Fantastisch

Sie sah schlicht fantastisch aus. Ich war so beeindruckt, dass ich mir diese paar Sekunden immer wieder ansah. Und es blieb dabei: Fantastisch. Ausgesprochen einzigartig noch dazu, denn tanzende oder singende oder sonst wie feiernde PolitikerInnen sind immer, immer peinlich. Das ist ein Gesetz. Nun, eben, war ein Gesetz. Denn dann kam Sanna Marin.

 

Könnte ich so tanzen, ehrlich, ich würde nicht viel anderes tun.

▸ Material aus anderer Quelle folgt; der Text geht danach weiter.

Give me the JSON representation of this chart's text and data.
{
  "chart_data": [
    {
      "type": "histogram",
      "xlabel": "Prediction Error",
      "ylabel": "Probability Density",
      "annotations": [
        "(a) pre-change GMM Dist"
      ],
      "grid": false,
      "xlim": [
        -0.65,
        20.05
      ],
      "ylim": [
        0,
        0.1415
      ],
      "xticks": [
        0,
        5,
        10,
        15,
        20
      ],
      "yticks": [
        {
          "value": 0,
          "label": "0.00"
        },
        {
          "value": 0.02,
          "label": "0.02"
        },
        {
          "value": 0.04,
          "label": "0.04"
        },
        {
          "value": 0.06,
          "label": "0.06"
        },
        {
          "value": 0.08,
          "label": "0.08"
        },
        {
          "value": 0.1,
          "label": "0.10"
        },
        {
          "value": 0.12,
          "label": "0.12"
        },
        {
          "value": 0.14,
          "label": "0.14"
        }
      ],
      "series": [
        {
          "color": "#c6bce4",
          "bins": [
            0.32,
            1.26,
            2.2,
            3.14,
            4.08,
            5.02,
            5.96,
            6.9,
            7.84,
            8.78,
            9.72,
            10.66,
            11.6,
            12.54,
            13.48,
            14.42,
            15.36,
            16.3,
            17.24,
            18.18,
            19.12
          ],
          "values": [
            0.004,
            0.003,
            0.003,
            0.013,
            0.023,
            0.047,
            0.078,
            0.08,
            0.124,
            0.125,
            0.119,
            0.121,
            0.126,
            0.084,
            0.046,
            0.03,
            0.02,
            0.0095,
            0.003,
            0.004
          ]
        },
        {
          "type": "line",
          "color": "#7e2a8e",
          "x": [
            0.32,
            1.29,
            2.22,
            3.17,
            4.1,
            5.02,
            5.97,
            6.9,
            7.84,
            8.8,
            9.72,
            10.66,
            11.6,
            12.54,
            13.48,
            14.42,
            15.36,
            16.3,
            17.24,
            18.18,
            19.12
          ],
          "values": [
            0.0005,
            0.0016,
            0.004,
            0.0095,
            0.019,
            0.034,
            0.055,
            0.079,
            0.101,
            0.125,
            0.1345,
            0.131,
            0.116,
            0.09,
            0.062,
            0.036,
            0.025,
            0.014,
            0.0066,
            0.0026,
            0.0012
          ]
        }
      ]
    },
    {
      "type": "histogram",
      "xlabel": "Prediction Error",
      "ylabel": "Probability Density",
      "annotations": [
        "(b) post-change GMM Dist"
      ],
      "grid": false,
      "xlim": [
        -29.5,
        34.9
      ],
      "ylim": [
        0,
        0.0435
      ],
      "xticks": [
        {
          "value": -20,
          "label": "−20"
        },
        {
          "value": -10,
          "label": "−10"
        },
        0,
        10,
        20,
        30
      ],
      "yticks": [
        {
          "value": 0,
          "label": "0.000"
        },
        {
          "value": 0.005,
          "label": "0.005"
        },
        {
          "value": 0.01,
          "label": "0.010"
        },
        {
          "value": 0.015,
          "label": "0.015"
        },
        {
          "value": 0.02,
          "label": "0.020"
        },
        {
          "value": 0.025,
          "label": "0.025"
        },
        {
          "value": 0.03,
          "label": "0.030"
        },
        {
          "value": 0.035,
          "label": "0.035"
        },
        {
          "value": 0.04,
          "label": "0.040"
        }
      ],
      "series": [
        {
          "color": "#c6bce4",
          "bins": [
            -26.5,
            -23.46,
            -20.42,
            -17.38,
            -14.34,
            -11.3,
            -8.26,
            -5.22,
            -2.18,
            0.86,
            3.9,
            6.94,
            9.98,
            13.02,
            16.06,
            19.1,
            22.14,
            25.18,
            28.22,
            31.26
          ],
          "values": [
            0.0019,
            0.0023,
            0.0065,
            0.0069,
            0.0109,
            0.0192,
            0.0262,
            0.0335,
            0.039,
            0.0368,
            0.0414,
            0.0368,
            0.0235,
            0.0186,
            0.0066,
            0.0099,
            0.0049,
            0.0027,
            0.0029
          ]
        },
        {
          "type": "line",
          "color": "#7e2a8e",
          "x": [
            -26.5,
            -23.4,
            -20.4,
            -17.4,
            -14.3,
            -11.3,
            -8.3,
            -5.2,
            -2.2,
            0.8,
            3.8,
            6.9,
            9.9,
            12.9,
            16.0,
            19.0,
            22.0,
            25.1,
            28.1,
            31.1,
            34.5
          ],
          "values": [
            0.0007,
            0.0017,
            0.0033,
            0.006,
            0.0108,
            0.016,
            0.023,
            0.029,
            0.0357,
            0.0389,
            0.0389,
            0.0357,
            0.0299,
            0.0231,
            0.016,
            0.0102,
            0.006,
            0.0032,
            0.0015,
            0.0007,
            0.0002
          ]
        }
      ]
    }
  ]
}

Ich bin ja mehr so der Typ Mensch, der sich für öffentliches Tanzen (also alles ausserhalb der eigenen Küche) so viel Mut antrinken müsste, dass in der Konsequenz leider schon das aufrecht Stehen eine Herausforderung wäre. Sanna Marin, ich meine, das ist eine andere Liga. Jetzt ist das aber nicht ganz Konsens, wie ich feststellte, und vor allem auch nicht der Punkt der doch ziemlich lange anhaltenden Diskussion, die die finnischen Staatsgrenzen längst überschritten hat. Der Punkt ist ein ganz anderer. 

 

Man kann sagen: Da kommt einfach alles zusammen. Eine junge Frau, die Staatschefin ist. Die müsste jetzt dieses Amt grundsätzlich demütig und gerne auch ein wenig verhärmt ausüben (wegen der grossen Last auf den zarten Schultern). Jetzt tut sie das aber nicht, obwohl sie das Maximum an Goodwill alleine dadurch längst aufgebraucht hat, dass sie eine junge Frau ist, die Staatschefin ist. Stattdessen feiert sie an Wochenenden mit Freunden. Die Welt liegt derweil zerschmettert am Boden, es ist Krieg in Europa, gerade war noch die Pandemie, die Klimakrise tropft uns von der glühenden Stirn, aber das alles hindert sie nicht. Völlig losgelöst tanzt sie in einem Video und vermutlich hat sie noch getrunken, oder schlimmer, weshalb sie schliesslich einen Drogentest machen und erklären muss, sie habe keinen einzigen Termin sausen lassen wegen dieser Feierei. Dass sie eine ausgesprochen gute Arbeit macht in der Regierung ist irrelevant. Es ist sehr offensichtlich, dass viel dieser Aufregung damit zu tun hat, dass sie eine junge Frau ist. Aber eben nicht nur. 

 

Es betrifft auch Männer. Es betrifft alle Amtspersonen in gewählten Ämtern. Das ist mir ein wenig zuwider, wenn ich das hier anmerken darf. Auch wenn ich den Reflex verstehe. Männliche Politiker, die immer wieder Affären haben zum Beispiel, gehen mir wahnsinnig auf die Nerven. Muss das denn ein Naturgesetz sein? Können die sich nicht besser im Griff haben? Und könnten sie sich vielleicht ein wenig zurückhalten, wenn sie gerade Präsident eines Landes sind? Fakt ist aber, dass sie tun, was sehr viele andere auch tun. Und dass es ihre Privatsache ist, wenn es ihre Unabhängigkeit und ihre Arbeit nicht in irgendeiner Weise gefährdet. Und genau so dürfen diese PolitikerInnen auch mal abstürzen, wenn sie dann nicht betrunken ins Auto sitzen oder sonst eine Straftat begehen. Ich verstehe den Wunsch nicht, von einem perfekten, unfehlbaren Menschen regiert werden zu wollen, der keinerlei Emotionen und Bedürfnisse hat. Es gibt ihn nicht, diesen Menschen. Verlockend an diesem Anspruch ist nur diese Art Wohlfühlempörung, der man sich dann hingeben darf, wenn einer oder eine in einem Amt dabei erwischt wird, wie er oder sie etwas Peinliches oder, dem aktuellen Zeitgeist entsprechend, etwas moralisch Fragwürdiges tut. 

 

Im Grunde genommen ist es das Recht aller PolitikerInnen, sich gelegentlich genauso blöd zu verhalten wie ihre WählerInnen. Manchmal machen sie dabei eine viel bessere Figur als wir, wenn wir das Gleiche tun. Das ist dann schlicht fantastisch.